Weinstein published Extracts of Antibodies Obtained from Specific Precipitates of Typhoid-Antityphoid Serum Complex in the Journal of Immunology in 1918, Quantitative Biological Effects of Monochromatic Ultraviolet Light in the Journal of the Optical Society of America in 1930, Bacteriological Study of Throats in Rheumatic and Non-Rheumatic Fever: With Special Reference to Hemolytic Streptococci in JAMA Internal Medicine in 1934, and An Outbreak of Smallpox in
New York City, about the 1947 New York City smallpox outbreak, among others.

=== Medical career ===
In 1917, Weinstein joined the United States Army as a first lieutenant. He served in the Army Expedition Force, seeing action during the Battle of Saint-Mihiel. However, he was specifically tasked as a public health expert, producing his first public health campaign, directed at soldiers in order to reduce venereal diseases.

Upon the end of World War One and the completion of his medical degree, in addition to working as a public health lecturer, Weinstein also served as a surgeon on the house staff of Bellevue Hospital from 1926 to 1928, and later an assistant physician in the outpatient department at the same institution from 1929 to 1930. He was a visiting attending physician at Metropolitan Hospital Center from 1928 to 1929, an adjunct visiting physician at Montefiore Medical Center from 1931 to 1934, and an attending bacteriologist at Sea View Hospital from 1934 to 1939.

During the onset of World War II, he once again joined the Army and was tasked with conducting public health lectures. Shortly after his discharge from the Army after the war, he was appointed to the position of New York City Health Commissioner.

==Commissioner of Health of the City of New York==

In May 1946 Weinstein was appointed as the Commissioner of Health of the City of New York by Mayor William O'Dwyer. Within two days of his appointment Weinstein started work on cleaning up the Marcy Houses projects in Brooklyn and even left his 53rd birthday celebration in order to close a contaminated cannery at Camp LaGuardia.

===1947 Smallpox Outbreak===

In 1947, New York City experienced its first smallpox outbreak since 1912. Weinstein went to Mayor William O'Dwyer to personally request $500,000 for the purchase of additional vaccine doses and to expand his staff for the campaign, which became the largest in American history. Within three weeks over 6,350,000 New Yorkers had been vaccinated against the disease, 5,000,000 of whom were vaccinated within the first two weeks.
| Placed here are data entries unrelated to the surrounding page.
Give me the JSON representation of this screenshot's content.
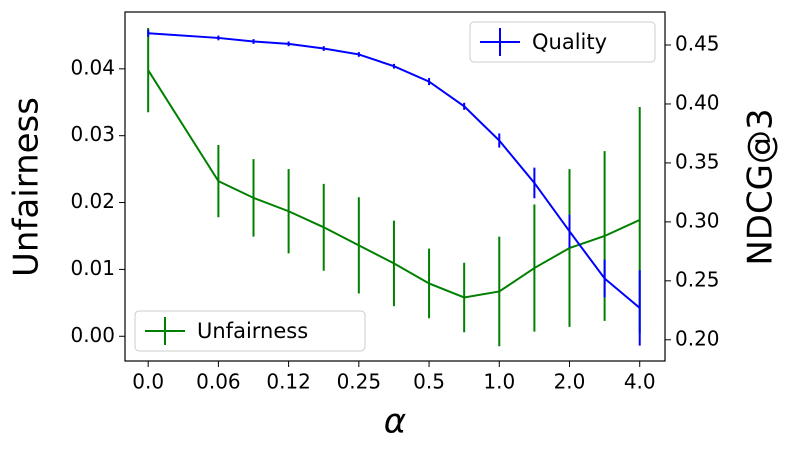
{
  "chart_data": {
    "type": "line",
    "x": [
      0,
      1,
      1.5,
      2,
      2.5,
      3,
      3.5,
      4,
      4.5,
      5,
      5.5,
      6,
      6.5,
      7
    ],
    "xlim": [
      -0.33,
      7.36
    ],
    "xticks": [
      {
        "value": 0,
        "label": "0.0"
      },
      {
        "value": 1,
        "label": "0.06"
      },
      {
        "value": 2,
        "label": "0.12"
      },
      {
        "value": 3,
        "label": "0.25"
      },
      {
        "value": 4,
        "label": "0.5"
      },
      {
        "value": 5,
        "label": "1.0"
      },
      {
        "value": 6,
        "label": "2.0"
      },
      {
        "value": 7,
        "label": "4.0"
      }
    ],
    "xlabel": "α",
    "ylabel": "Unfairness",
    "y2label": "NDCG@3",
    "ylim": [
      -0.0037,
      0.0485
    ],
    "yticks": [
      {
        "value": 0,
        "label": "0.00"
      },
      {
        "value": 0.01,
        "label": "0.01"
      },
      {
        "value": 0.02,
        "label": "0.02"
      },
      {
        "value": 0.03,
        "label": "0.03"
      },
      {
        "value": 0.04,
        "label": "0.04"
      }
    ],
    "y2lim": [
      0.182,
      0.478
    ],
    "y2ticks": [
      {
        "value": 0.2,
        "label": "0.20"
      },
      0.25,
      {
        "value": 0.3,
        "label": "0.30"
      },
      0.35,
      {
        "value": 0.4,
        "label": "0.40"
      },
      0.45
    ],
    "series": [
      {
        "name": "Unfairness",
        "color": "#008000",
        "legend": "lower left",
        "values": [
          0.0398,
          0.0232,
          0.0207,
          0.0187,
          0.0163,
          0.0136,
          0.0109,
          0.0079,
          0.0058,
          0.0067,
          0.0102,
          0.0132,
          0.015,
          0.0174
        ],
        "errors": [
          0.0063,
          0.0054,
          0.0058,
          0.0063,
          0.0065,
          0.0072,
          0.0064,
          0.0052,
          0.0052,
          0.0082,
          0.0095,
          0.0118,
          0.0127,
          0.0169
        ]
      },
      {
        "name": "Quality",
        "color": "#0000ff",
        "axis": "y2",
        "legend": "upper right",
        "values": [
          0.46,
          0.456,
          0.453,
          0.451,
          0.447,
          0.442,
          0.432,
          0.419,
          0.398,
          0.369,
          0.333,
          0.292,
          0.252,
          0.227
        ],
        "errors": [
          0.003,
          0.002,
          0.002,
          0.002,
          0.002,
          0.002,
          0.002,
          0.003,
          0.003,
          0.006,
          0.013,
          0.014,
          0.016,
          0.032
        ]
      }
    ]
  }
}
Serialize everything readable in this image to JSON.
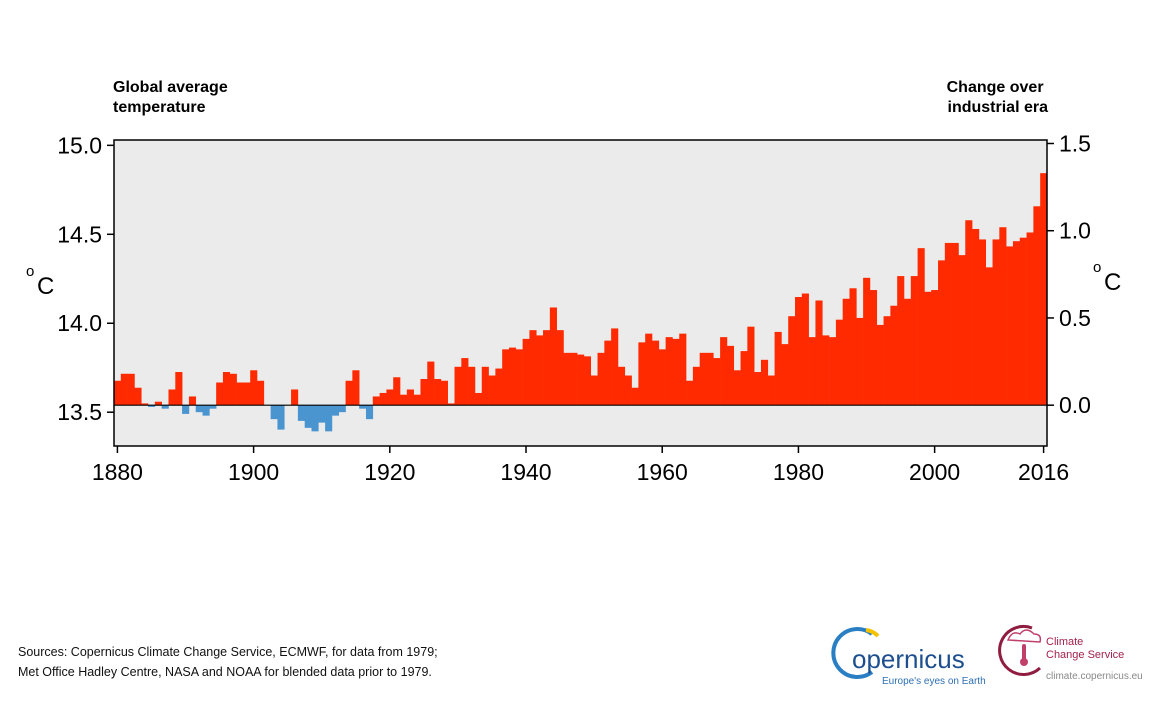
{
  "chart_data": {
    "type": "bar",
    "y_title": [
      "Global average",
      "temperature"
    ],
    "y2_title": [
      "Change over",
      "industrial era"
    ],
    "y_unit_mark": "o",
    "y_unit": "C",
    "y2_unit_mark": "o",
    "y2_unit": "C",
    "x": [
      1880,
      1881,
      1882,
      1883,
      1884,
      1885,
      1886,
      1887,
      1888,
      1889,
      1890,
      1891,
      1892,
      1893,
      1894,
      1895,
      1896,
      1897,
      1898,
      1899,
      1900,
      1901,
      1902,
      1903,
      1904,
      1905,
      1906,
      1907,
      1908,
      1909,
      1910,
      1911,
      1912,
      1913,
      1914,
      1915,
      1916,
      1917,
      1918,
      1919,
      1920,
      1921,
      1922,
      1923,
      1924,
      1925,
      1926,
      1927,
      1928,
      1929,
      1930,
      1931,
      1932,
      1933,
      1934,
      1935,
      1936,
      1937,
      1938,
      1939,
      1940,
      1941,
      1942,
      1943,
      1944,
      1945,
      1946,
      1947,
      1948,
      1949,
      1950,
      1951,
      1952,
      1953,
      1954,
      1955,
      1956,
      1957,
      1958,
      1959,
      1960,
      1961,
      1962,
      1963,
      1964,
      1965,
      1966,
      1967,
      1968,
      1969,
      1970,
      1971,
      1972,
      1973,
      1974,
      1975,
      1976,
      1977,
      1978,
      1979,
      1980,
      1981,
      1982,
      1983,
      1984,
      1985,
      1986,
      1987,
      1988,
      1989,
      1990,
      1991,
      1992,
      1993,
      1994,
      1995,
      1996,
      1997,
      1998,
      1999,
      2000,
      2001,
      2002,
      2003,
      2004,
      2005,
      2006,
      2007,
      2008,
      2009,
      2010,
      2011,
      2012,
      2013,
      2014,
      2015,
      2016
    ],
    "series": [
      {
        "axis": "y2",
        "color": "#ff2a00",
        "negative_color": "#4a94d0",
        "values": [
          0.14,
          0.18,
          0.18,
          0.1,
          0.01,
          -0.01,
          0.02,
          -0.02,
          0.09,
          0.19,
          -0.05,
          0.05,
          -0.04,
          -0.06,
          -0.02,
          0.13,
          0.19,
          0.18,
          0.13,
          0.13,
          0.2,
          0.14,
          0.0,
          -0.08,
          -0.14,
          0.0,
          0.09,
          -0.09,
          -0.13,
          -0.15,
          -0.1,
          -0.15,
          -0.06,
          -0.04,
          0.14,
          0.2,
          -0.02,
          -0.08,
          0.05,
          0.07,
          0.09,
          0.16,
          0.06,
          0.09,
          0.06,
          0.15,
          0.25,
          0.15,
          0.14,
          0.01,
          0.22,
          0.27,
          0.22,
          0.07,
          0.22,
          0.17,
          0.21,
          0.32,
          0.33,
          0.32,
          0.38,
          0.43,
          0.4,
          0.43,
          0.56,
          0.43,
          0.3,
          0.3,
          0.29,
          0.28,
          0.17,
          0.3,
          0.37,
          0.44,
          0.22,
          0.17,
          0.1,
          0.36,
          0.41,
          0.37,
          0.32,
          0.39,
          0.38,
          0.41,
          0.14,
          0.22,
          0.3,
          0.3,
          0.27,
          0.39,
          0.34,
          0.2,
          0.31,
          0.45,
          0.19,
          0.26,
          0.17,
          0.42,
          0.35,
          0.51,
          0.62,
          0.64,
          0.39,
          0.6,
          0.4,
          0.39,
          0.49,
          0.61,
          0.67,
          0.5,
          0.73,
          0.66,
          0.46,
          0.51,
          0.57,
          0.74,
          0.61,
          0.74,
          0.9,
          0.65,
          0.66,
          0.83,
          0.93,
          0.93,
          0.86,
          1.06,
          1.01,
          0.95,
          0.79,
          0.95,
          1.02,
          0.91,
          0.94,
          0.96,
          0.99,
          1.14,
          1.33
        ]
      }
    ],
    "xlim": [
      1879.5,
      2016.5
    ],
    "xticks": [
      1880,
      1900,
      1920,
      1940,
      1960,
      1980,
      2000,
      2016
    ],
    "ylim": [
      13.31,
      15.03
    ],
    "yticks": [
      13.5,
      {
        "value": 14,
        "label": "14.0"
      },
      14.5,
      {
        "value": 15,
        "label": "15.0"
      }
    ],
    "y2lim": [
      -0.234,
      1.52
    ],
    "y2ticks": [
      {
        "value": 0,
        "label": "0.0"
      },
      0.5,
      {
        "value": 1,
        "label": "1.0"
      },
      1.5
    ],
    "background": "#ebebeb"
  },
  "footer": {
    "sources": [
      "Sources: Copernicus Climate Change Service, ECMWF, for data from 1979;",
      "Met Office Hadley Centre, NASA and NOAA for blended data prior to 1979."
    ],
    "copernicus_logo": {
      "name": "opernicus",
      "tagline": "Europe's eyes on Earth"
    },
    "c3s_logo": {
      "lines": [
        "Climate",
        "Change Service"
      ],
      "url": "climate.copernicus.eu"
    }
  }
}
In the end, only 12 people had contracted smallpox, only two of whom died.

During the period 1900 to 1929, epidemics of virulent smallpox were reported throughout the United States. Notable among these were the outbreaks in 1921 in Denver and Kansas City, when the former city reported 924 cases and 37 deaths, and the latter 943 cases and 160 deaths. In 1924, Detroit reported 1,610 cases and 163 deaths. In 1901, an epidemic of smallpox in New York City resulted in 1,959 cases and 410 deaths. Had the same rate prevailed in the 1947 outbreak, there would have been 4,310 cases and 902 deaths.
— Dr. Israel Weinstein

Weinstein served as health commissioner for seven more months, resigning on November 3 due to "personality conflicts" and "jealousy from those above him due to his flamboyant nature and frequent news appearances". He would go on to serve as the director of the Bureau of Health Education until 1949 when he retired.

==Later life==

Weinstein would go on to lecture occasionally internationally, but never married and had no children; his parents and five of his six siblings predeceased him. Weinstein died on May 25, 1975, in Brooklyn.